Christine Rains (Research Analyst)
Great. Thank you so much.
John Gallagher (SVP and CFO)
Thank you.
Operator (participant)
Our next question comes from the line of Jon Park from Morgan Stanley. Jon, your line is now open.
John Park (Equity Research Associate)
Hey, guys. Thank you for taking my question. I'm on for Craig. Earlier in the prepared remarks, you talked about matching the right solution for clients. Do you think you have all the pieces together when it comes to personnel or IP?
Jon Resnick (CEO)
Personnel or IP, is that the question?
John Park (Equity Research Associate)
Yeah. like, do you think you have all the pieces together to really find the right solution for clients?
Jon Resnick (CEO)
Look, I think anyone would say they never have all the right answers. I mean, that's the honest answer. This is a dynamic space with, you know, a range of different things. I think we feel pretty darn good about our ability to respond to a range of questions. You know, I think, strategically, we always gotta have our eye on, you know, what else is out there with complementary capabilities to what we do. There's no shortage of ability for us to match kind of client demand. You take, you know, the toughest questions that our clients have about, you know, about trial design, execution, you know, chemical entity, you know, design.

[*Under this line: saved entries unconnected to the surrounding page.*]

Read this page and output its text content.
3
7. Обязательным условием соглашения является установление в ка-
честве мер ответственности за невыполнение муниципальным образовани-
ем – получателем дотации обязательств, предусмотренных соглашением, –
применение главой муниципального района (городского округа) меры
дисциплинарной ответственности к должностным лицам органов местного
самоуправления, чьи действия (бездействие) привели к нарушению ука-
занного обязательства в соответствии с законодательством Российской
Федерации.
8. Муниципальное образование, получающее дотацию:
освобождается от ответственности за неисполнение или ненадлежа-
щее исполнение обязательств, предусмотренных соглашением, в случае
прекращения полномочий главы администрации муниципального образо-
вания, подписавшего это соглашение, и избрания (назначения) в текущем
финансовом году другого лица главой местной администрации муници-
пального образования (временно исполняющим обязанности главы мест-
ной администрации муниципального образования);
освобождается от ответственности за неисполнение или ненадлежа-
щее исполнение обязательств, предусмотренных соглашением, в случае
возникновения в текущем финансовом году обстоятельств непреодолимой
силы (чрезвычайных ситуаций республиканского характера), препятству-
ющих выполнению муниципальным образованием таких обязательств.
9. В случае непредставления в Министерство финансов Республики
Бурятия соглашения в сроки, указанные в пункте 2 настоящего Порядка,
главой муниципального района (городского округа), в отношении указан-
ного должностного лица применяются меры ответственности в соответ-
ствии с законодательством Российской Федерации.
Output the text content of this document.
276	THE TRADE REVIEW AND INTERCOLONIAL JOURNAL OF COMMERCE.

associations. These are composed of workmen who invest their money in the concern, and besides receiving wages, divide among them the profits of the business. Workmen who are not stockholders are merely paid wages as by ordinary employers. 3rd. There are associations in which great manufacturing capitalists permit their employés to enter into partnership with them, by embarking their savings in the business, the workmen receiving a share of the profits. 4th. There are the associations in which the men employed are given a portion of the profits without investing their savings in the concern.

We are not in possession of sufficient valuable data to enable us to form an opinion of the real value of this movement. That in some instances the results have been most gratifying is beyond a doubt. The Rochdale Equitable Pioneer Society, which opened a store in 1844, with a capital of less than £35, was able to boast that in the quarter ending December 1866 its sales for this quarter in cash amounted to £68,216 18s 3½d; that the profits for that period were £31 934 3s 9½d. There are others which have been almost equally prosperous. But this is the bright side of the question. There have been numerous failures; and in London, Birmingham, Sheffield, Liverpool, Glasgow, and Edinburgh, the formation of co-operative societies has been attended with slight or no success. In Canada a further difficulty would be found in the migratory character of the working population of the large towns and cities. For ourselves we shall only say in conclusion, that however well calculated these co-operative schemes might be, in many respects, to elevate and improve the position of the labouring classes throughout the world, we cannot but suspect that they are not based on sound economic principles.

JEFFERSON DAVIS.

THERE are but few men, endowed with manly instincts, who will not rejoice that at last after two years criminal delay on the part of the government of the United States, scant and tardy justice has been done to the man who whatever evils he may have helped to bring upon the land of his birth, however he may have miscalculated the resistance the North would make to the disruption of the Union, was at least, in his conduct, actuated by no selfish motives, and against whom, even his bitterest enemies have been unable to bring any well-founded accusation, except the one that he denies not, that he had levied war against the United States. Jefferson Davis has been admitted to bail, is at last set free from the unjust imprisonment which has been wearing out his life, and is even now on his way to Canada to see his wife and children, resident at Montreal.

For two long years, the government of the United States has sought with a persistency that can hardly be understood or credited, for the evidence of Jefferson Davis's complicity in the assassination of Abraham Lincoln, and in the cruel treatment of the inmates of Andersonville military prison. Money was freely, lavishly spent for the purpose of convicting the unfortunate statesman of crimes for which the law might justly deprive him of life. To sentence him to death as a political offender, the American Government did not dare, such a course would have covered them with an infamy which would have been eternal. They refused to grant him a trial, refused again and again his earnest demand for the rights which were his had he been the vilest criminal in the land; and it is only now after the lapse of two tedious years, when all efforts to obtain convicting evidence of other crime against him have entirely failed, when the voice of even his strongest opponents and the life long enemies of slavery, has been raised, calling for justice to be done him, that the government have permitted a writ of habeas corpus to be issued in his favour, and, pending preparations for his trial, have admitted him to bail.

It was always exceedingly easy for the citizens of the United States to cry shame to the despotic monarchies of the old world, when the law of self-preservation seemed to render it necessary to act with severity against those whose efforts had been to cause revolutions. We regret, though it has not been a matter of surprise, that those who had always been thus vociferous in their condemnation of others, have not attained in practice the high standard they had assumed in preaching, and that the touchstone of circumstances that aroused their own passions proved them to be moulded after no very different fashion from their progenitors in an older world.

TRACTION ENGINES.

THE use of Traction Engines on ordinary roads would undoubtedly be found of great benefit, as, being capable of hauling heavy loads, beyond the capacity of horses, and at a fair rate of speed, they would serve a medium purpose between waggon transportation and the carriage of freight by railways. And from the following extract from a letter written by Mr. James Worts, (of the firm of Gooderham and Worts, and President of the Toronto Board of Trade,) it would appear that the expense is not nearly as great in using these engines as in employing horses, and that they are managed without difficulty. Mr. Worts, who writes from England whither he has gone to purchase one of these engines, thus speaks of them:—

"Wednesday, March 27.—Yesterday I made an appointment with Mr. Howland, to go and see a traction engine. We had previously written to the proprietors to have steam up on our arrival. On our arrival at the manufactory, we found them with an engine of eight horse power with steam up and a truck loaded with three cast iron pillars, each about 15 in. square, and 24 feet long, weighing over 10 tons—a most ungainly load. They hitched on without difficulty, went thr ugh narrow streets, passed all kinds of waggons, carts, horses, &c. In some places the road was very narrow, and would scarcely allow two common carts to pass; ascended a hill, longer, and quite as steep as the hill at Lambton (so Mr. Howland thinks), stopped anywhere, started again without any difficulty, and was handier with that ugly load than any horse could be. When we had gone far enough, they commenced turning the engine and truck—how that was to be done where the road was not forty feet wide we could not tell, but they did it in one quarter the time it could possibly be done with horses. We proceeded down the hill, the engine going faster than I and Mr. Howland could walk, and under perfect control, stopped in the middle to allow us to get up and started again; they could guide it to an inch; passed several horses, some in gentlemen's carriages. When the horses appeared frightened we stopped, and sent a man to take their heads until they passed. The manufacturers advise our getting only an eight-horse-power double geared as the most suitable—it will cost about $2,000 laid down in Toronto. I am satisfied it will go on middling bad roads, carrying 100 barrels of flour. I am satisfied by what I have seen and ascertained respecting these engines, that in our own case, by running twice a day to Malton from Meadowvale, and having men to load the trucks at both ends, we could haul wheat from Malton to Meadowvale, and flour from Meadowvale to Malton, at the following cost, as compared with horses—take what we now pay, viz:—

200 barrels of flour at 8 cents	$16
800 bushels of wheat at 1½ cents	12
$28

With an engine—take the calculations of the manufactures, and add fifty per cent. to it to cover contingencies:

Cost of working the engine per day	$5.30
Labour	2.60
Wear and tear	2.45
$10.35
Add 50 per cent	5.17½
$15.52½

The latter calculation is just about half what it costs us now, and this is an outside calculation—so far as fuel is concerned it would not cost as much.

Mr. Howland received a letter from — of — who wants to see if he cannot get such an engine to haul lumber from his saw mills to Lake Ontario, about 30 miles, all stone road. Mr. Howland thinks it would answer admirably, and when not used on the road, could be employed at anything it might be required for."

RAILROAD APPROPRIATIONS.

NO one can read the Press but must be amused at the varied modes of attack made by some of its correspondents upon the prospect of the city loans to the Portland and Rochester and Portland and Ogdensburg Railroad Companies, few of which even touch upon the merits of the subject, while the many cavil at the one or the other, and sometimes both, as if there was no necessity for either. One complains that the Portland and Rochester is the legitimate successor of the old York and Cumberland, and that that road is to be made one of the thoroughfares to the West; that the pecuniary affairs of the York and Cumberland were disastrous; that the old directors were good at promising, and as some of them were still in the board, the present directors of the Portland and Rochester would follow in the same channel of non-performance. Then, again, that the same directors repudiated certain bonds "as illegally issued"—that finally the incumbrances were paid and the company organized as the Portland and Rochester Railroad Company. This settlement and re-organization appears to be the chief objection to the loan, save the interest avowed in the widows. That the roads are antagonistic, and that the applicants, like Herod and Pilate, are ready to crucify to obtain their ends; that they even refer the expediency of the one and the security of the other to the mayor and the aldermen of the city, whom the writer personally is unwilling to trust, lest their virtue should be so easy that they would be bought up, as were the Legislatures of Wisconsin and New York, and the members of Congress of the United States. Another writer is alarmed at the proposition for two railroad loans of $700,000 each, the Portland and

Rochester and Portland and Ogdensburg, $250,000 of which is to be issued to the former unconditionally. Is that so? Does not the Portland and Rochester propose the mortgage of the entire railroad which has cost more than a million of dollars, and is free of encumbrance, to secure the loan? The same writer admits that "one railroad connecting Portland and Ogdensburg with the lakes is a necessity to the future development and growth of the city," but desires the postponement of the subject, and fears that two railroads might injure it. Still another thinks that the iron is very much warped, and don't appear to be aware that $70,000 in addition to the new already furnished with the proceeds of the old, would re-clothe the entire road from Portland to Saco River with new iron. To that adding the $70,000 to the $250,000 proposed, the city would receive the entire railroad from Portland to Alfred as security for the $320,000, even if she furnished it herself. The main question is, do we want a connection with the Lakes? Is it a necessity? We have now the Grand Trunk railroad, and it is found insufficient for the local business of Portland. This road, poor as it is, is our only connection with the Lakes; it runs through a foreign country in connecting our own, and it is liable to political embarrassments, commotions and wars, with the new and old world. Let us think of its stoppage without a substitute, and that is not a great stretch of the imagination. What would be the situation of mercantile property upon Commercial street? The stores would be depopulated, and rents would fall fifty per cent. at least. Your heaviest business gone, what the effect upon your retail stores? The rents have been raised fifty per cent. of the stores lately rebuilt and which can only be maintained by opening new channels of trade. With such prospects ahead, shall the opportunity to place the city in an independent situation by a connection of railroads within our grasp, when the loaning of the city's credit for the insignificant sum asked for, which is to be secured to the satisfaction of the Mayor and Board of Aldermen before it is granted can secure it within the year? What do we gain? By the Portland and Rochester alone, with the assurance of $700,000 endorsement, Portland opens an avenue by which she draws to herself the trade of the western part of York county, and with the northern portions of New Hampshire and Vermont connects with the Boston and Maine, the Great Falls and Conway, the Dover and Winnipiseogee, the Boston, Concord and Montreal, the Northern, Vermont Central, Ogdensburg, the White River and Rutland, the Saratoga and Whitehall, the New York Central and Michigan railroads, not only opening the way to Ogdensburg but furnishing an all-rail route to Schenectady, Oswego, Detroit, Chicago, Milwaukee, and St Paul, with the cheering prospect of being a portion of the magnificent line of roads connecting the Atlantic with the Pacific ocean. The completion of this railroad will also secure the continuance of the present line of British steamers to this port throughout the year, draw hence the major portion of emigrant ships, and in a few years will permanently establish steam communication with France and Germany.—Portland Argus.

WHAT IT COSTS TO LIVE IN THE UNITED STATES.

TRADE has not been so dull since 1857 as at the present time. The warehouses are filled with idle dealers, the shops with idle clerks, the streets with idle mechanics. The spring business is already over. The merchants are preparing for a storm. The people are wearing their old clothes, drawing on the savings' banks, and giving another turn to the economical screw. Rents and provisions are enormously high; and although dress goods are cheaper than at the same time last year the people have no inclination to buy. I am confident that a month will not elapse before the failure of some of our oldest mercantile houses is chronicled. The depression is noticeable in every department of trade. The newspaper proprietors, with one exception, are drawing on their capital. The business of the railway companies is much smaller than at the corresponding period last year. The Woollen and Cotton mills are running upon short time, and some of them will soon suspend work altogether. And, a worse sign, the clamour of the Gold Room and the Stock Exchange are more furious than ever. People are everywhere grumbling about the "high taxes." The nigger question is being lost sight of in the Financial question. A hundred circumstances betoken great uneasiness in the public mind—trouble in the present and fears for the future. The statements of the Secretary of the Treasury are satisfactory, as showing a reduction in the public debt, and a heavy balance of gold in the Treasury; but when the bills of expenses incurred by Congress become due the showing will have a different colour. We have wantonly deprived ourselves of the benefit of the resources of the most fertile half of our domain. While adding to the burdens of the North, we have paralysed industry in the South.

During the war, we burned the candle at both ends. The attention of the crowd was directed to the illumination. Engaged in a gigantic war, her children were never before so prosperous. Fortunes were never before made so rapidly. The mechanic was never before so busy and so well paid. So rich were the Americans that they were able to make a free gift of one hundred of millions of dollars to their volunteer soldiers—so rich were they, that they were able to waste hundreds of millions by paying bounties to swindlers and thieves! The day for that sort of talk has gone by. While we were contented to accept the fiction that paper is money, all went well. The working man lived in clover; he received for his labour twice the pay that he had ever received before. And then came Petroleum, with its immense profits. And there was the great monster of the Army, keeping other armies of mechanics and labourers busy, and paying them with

We can answer a range, a massive range of things. I have no concern about the fitness of the current portfolio to execute. Obviously, we'll always continue to look for, you know, things to complement us and things to continue to help us create scale and grow as a business and round out our offerings. On the whole, we have more than enough in the current portfolio to, you know, very actively work with our clients on any number of challenges that they're facing.
John Park (Equity Research Associate)
Thank you. I know you mentioned a lot of the FDA remarks up top in the prepared remarks. Have your clients seen any changes in the FDA, in other than state, statements? I know it's probably way too early for, you know, drug approval rates to change, but are they optimistic when it comes to maybe going one phase to another?
Jon Resnick (CEO)
I think. Look, I think I would answer the question fairly different, if you don't mind. The way I tend to think about it is, you know, are we seeing, you know, a shift towards more of our, you know, services as the FDA starts to, you know, push people to more computational and modeling-based approaches? I think the answer is certainly yes. You know, the FDA and the life sciences industry does not move quickly. You know, these cycles are long, so you get changes in regulatory guidance, you have inflate trials, you have a whole range of other things that take time to move.
If you look at underneath the growth in our, you know, our QSP business and the, and the core growth in our PBPK business, those are reflective of these alternative approaches being used and growing acceptance. You know, look, as we look at the direction of travel, the FDA, we certainly think that's a huge talent for our offerings. We're starting certainly to see the leading indicators in some of our core, you know, service offerings and the technology that underpins them. We're, we're optimistic about the way those guidelines and that the direction of travel for the regulatory bodies and how that plays into our ability to support clients in a broader and more helpful way.
John Park (Equity Research Associate)
Great. Thank you.
Operator (participant)
Thank you for your participation in today's conference. This does conclude the question and answer session and concludes the program. You may now disconnect.